Levi, what a great idea for a post! This immutability thing is fascinating and it is an important consideration. I would say, however, that the most interesting ideas regarding immutability are actually not happening in the literary world. They are happening in the art world - street art. Banksy and the other artists who create works on walls around the world and often see those works erased or modified by other artists within a matter of days or hours. They even see the works completely removed by thieves or collectors who know that the works are worth huge sums of money. The thieves want immutability. The artists couldn't care less.

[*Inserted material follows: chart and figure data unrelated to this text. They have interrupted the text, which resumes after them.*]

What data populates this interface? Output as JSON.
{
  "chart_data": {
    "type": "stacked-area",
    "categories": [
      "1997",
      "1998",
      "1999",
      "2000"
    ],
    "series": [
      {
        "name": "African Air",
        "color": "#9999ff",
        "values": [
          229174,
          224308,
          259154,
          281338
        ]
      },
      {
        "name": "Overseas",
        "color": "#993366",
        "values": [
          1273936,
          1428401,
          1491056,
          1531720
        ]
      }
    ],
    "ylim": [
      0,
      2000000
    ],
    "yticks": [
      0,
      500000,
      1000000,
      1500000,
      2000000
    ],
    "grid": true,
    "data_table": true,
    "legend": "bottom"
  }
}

I mention these artists because this issue of mutability is nothing to them. It is not even a consideration. They draw and they walk away. What happens to the picture later of of no importance whatsoever. They revel in this attitude and they are defining the future of how we look at art, whether it be visual art or literary.

For these artists, I suspect that the book would simply be another cinderblock wall. Paint it. Admire it. And walk away. What happens next is just what happens next.

  • reply
by Levi Asher on Monday, May 24, 2010 02:03 pm

Cool, Alessandro, thanks for bringing that up. Makes me think of the Buiddhist mandala sand painters, who work for weeks and then destroy their own work as soon as it's done.

  • reply
by Alessandro Cima on Monday, May 24, 2010 04:19 pm

Yes, that's right. The mandala painters are a very good example. This is a good post. I'll keep thinking about this.

  • reply
by Kate on Wednesday, June 9, 2010 11:29 pm

I think that its easy to presume that a book cannot be changed, but I agree with the earlier comment: books have come to BE because of their mutability. In fact, the basic structure of every book I can think of has come from stories and expericences past down from father to son. The modern romance takes its que from classic literature like Romeo and Juliet, but the idea of love has been around since the beginning of man. So are books, in fact, not life written down, and cannot life be changed?
So if you change a book, its not really the same book, but a diffrent outlook on one or many aspects of human nature. Every change that is made is another persons opinion, and has a right to be given.
Just because Shakespeare thought Romeo and Juliet should be named so and deal with certian issues,does it mean that Romeo and Juliet shouldn't be named...say, Maria and Tony, and struggle with race instead of a family feud, according to the imagination, life experience, values, and opinions of another.
Stories that are changed are not the same story. We all have hearts, but we aren't the same people. Thus, a story may be about star crossed lovers, but not both be Romeo and Juliet.